Selon les députés LREM, l’utilisation du téléphone portable en classe et dans les établissements scolaires provoquerait « de nombreux dysfonctionnements incompatibles avec l’amélioration du climat scolaire », allant du cyberharcèlement au cybersexisme, en passant par l’exposition des élèves à « des contenus violents ou choquants ». C’est pour  garantir aux jeunes « un environnement qui permet l’attention, la concentration et la réflexion indispensables à l’activité, à la compréhension et à la mémorisation » qu’il est donc proposé d’interdire tout usage d’un téléphone portable en primaire et au collège – même sur les temps de récréation, durant lesquels il limiterait « les interactions sociales ».

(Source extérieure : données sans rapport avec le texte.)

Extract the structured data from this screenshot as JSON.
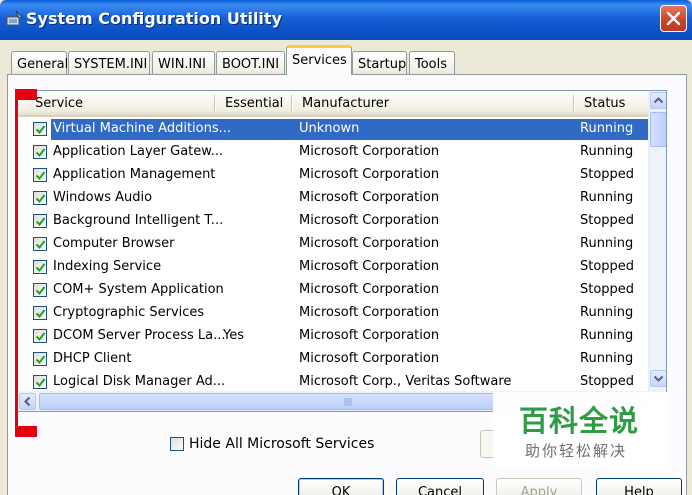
{
  "window": {
    "title": "System Configuration Utility"
  },
  "tabs": [
    {
      "label": "General"
    },
    {
      "label": "SYSTEM.INI"
    },
    {
      "label": "WIN.INI"
    },
    {
      "label": "BOOT.INI"
    },
    {
      "label": "Services"
    },
    {
      "label": "Startup"
    },
    {
      "label": "Tools"
    }
  ],
  "active_tab": "Services",
  "columns": {
    "service": "Service",
    "essential": "Essential",
    "manufacturer": "Manufacturer",
    "status": "Status"
  },
  "rows": [
    {
      "service": "Virtual Machine Additions...",
      "essential": "",
      "manufacturer": "Unknown",
      "status": "Running"
    },
    {
      "service": "Application Layer Gatew...",
      "essential": "",
      "manufacturer": "Microsoft Corporation",
      "status": "Running"
    },
    {
      "service": "Application Management",
      "essential": "",
      "manufacturer": "Microsoft Corporation",
      "status": "Stopped"
    },
    {
      "service": "Windows Audio",
      "essential": "",
      "manufacturer": "Microsoft Corporation",
      "status": "Running"
    },
    {
      "service": "Background Intelligent T...",
      "essential": "",
      "manufacturer": "Microsoft Corporation",
      "status": "Stopped"
    },
    {
      "service": "Computer Browser",
      "essential": "",
      "manufacturer": "Microsoft Corporation",
      "status": "Running"
    },
    {
      "service": "Indexing Service",
      "essential": "",
      "manufacturer": "Microsoft Corporation",
      "status": "Stopped"
    },
    {
      "service": "COM+ System Application",
      "essential": "",
      "manufacturer": "Microsoft Corporation",
      "status": "Stopped"
    },
    {
      "service": "Cryptographic Services",
      "essential": "",
      "manufacturer": "Microsoft Corporation",
      "status": "Running"
    },
    {
      "service": "DCOM Server Process La...",
      "essential": "Yes",
      "manufacturer": "Microsoft Corporation",
      "status": "Running"
    },
    {
      "service": "DHCP Client",
      "essential": "",
      "manufacturer": "Microsoft Corporation",
      "status": "Running"
    },
    {
      "service": "Logical Disk Manager Ad...",
      "essential": "",
      "manufacturer": "Microsoft Corp., Veritas Software",
      "status": "Stopped"
    }
  ],
  "hide_ms": {
    "label": "Hide All Microsoft Services"
  },
  "buttons": {
    "ok": "OK",
    "cancel": "Cancel",
    "apply": "Apply",
    "help": "Help"
  },
  "watermark": {
    "title": "百科全说",
    "subtitle": "助你轻松解决"
  },
  "colors": {
    "selection": "#316AC5",
    "titlebar": "#0B4FC4",
    "annotation_red": "#E60012",
    "watermark_green": "#2E9C43"
  }
}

« Cette interdiction répond à la fois à des enjeux éducatifs et à des enjeux de vie scolaire. C’est pourquoi un nombre élevé d’établissements scolaires pratiquent une interdiction totale du téléphone portable, souvent à la grande satisfaction des acteurs, mais en l’absence de cadre juridique adapté. Il est donc nécessaire de consolider le cadre juridique pour permettre l’interdiction effective du téléphone portable dans toutes les écoles et tous les collèges et sécuriser les directeurs et chefs d’établissement mettant en œuvre cette interdiction », peut-on lire dans le texte.

« L’interdiction devient la norme, l’autorisation l’exception »

La proposition de loi contient un article unique, qui propose juste de réécrire l’article L. 511-5 du code l’éducation. Actuellement, cet article prévoit depuis 2010 que « dans les écoles maternelles, les écoles élémentaires et les collèges, l’utilisation durant toute activité d’enseignement et dans les lieux prévus par le règlement intérieur, par un élève, d’un téléphone mobile est interdite ».

Suivant la proposition de modification des députés LREM, il stipulerait désormais « qu’à l’exception des lieux où, dans les conditions qu’il précise, le règlement intérieur l’autorise expressément, l’utilisation d’un téléphone mobile par un élève est interdite dans les écoles maternelles, les écoles élémentaires et les collèges ».

Comme le remarque Marc Rees, rédacteur en chef du site dédié aux nouvelles technologies Next Inpact, « avec la proposition de LREM, on est loin d’une révolution juridique, mais à y regarder de plus près, avec cette nouvelle formulation, l’interdiction devient la norme, et l’autorisation l’exception. Le portable sera interdit dans toutes les écoles et les collèges, sauf dans les lieux définis par le règlement intérieur (salle des enseignants, parties purement administratives, etc.) »

Selon Emmanuel Macron, que nous avions interviewé avant son élection, au printemps 2017, « certains se sont empressés d’objecter que l’interdiction des smartphones était déjà inscrite dans le code de l’éducation ou dans les règlements intérieurs, mais quelle est la réalité des établissements ? Les devoirs aussi sont interdits à l’école primaire, ont-ils disparu partout pour autant ? »

Une interdiction difficile à appliquer ?

Comme nous le relevions déjà l’année dernière, une telle interdiction semble pourtant difficile à mettre en place. Vincent Le Roy, secrétaire départemental de l’Unsa de l’Indre et Loire, remarquait alors que « les employés de la vie scolaire ont d’autres choses à faire que la chasse aux smartphones », et qu’il serait également inconcevable de « fouiller tous les sacs des enfants ».

De son côté, Next Inpact constate que l’utilisation de brouilleurs dans les établissements scolaires (afin de rendre les téléphones portables inutilisables) est interdite par le Code des postes et des communications électroniques, sauf dans un cadre restreint lié à l’ordre public, à la défense, à la justice ou à la sécurité nationale.